How Can I Afford To Hire An Attorney To Help Me With My Claim For Social Security Disability Benefits

We do not charge an attorney fee up front for assisting you to obtain Social Security disability benefits.

We do not charge an attorney fee if, after representing you in a claim for Social Security disability insurance (SSDI) benefits, and/or Supplemental Security Income (SSI), the Social Security Administration (SSA) does not decide to award your claim and to pay you disability benefits.

We only charge an attorney fee if, after representing you in a claim for SSDI, and/or SSI, the SSA awards you disability benefits, and the SSA awards you “past due benefits,” which may also be known as retroactive benefits. Past due benefits are paid to a person who applies for disability benefits if the SSA decides a person was disabled more than five months before the date of the SSA’s decision to award Social Security disability benefits to a person. In a claim for SSI, past due benefits are not calculated prior to the date of application for SSI.

In order to decide whether or not a person is disabled, the SSA reviews the person's medical records. The SSA may also require the person to visit a medical provider chosen and paid for by the SSA. This additional evaluation by an SSA chosen medical provider does not include treatment by the medical provider who performs the evaluation.

Disabled people, their friends, and family often ask us how to afford an attorney to help them obtain Social Security disability benefits. A person who applies for disability benefits from the Social Security Administration is referred to as a “claimant.” A claimant may hire or appoint an attorney to assist, or represent them with an application or claim for Social Security disability benefits, that is SSDI and/or SSI. A claimant who hires us to assist with a claim for Social Security disability benefits does NOT pay us an attorney fee up front.  
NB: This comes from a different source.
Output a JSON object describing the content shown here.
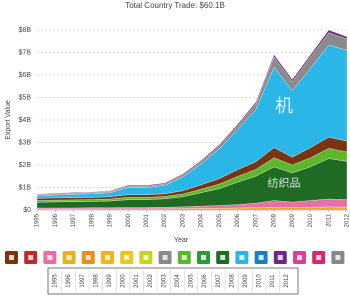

When we agree to represent a claimant, we send the claimant a document called a “Fee Agreement.” The Fee Agreement explains how, and when we are paid. In order for us to represent a claimant, the claimant must sign the Fee Agreement. The Fee Agreement is submitted to the Social Security Administration. The Fee Agreement requests the SSA withhold an attorney fee from the claimant’s past due benefits if any are awarded. If the SSA honors our request to withhold an attorney fee, and if the SSA approves payment of the attorney fee in the claim, the SSA electronically transfers the attorney fee from the claimant’s past due benefits to the attorney, and electronically transfers the balance or remainder of the claimant's past due benefits directly to the claimant. We cannot receive an attorney fee unless the fee is first approved by the Social Security Administration. 

We do not set the amount of the attorney fee we charge to represent a claimant who applies for Social Security disability (SSDI and SSI) benefits. The amount we are permitted to receive as an attorney fee is the same amount for all attorneys who represent people in claims for Social Security disability benefits. The amount of the attorney fee is regulated by the United States Congress. The amount an attorney may receive for assisting a claimant to obtain Social Security disability benefits is the lesser of twenty five (25%) percent of all past due benefits awarded by the Social Security Administration to the claimant and family, up to the statutory maximum fee, which is currently $7,200.00. The $7,200.00 fee was published June 30, 2022 in a Federal Register Notice (FR 39157), and effective November 30, 2022.

In order for us to receive $7,200.00, a claimant we assisted with a claim for SSDI and/or SSI, would have to be awarded at least $28,800.00 in past due benefits. If a claimant we assisted with a claim for SSDI and/or SSI, is awarded more than $28,800.00 in past due benefits, we do not receive more than the statutory maximum fee set by Congress, which is $7,200.00.

If, for example, a claimant we assisted with a claim for SSDI and/or SSI, were awarded $1,000.00 in past due benefits, we would be paid twenty five (25%) percent of $1,000.00, or $250.00.

If, for example, a claimant we assisted with a claim for SSDI and/or SSI, were awarded benefits effective the date of the SSA decision, and therefore there were no past due, or retroactive benefits awarded, we would not receive an attorney fee. That is, we would not receive an attorney fee, no matter how much time we spent on the claimant's behalf, because there were no past due benefits awarded.

If, for example, a claimant we assisted in a claim for SSDI and/or SSI, were not awarded any disability benefits, we would not receive a fee, no matter how much time we spent on the claimant's behalf.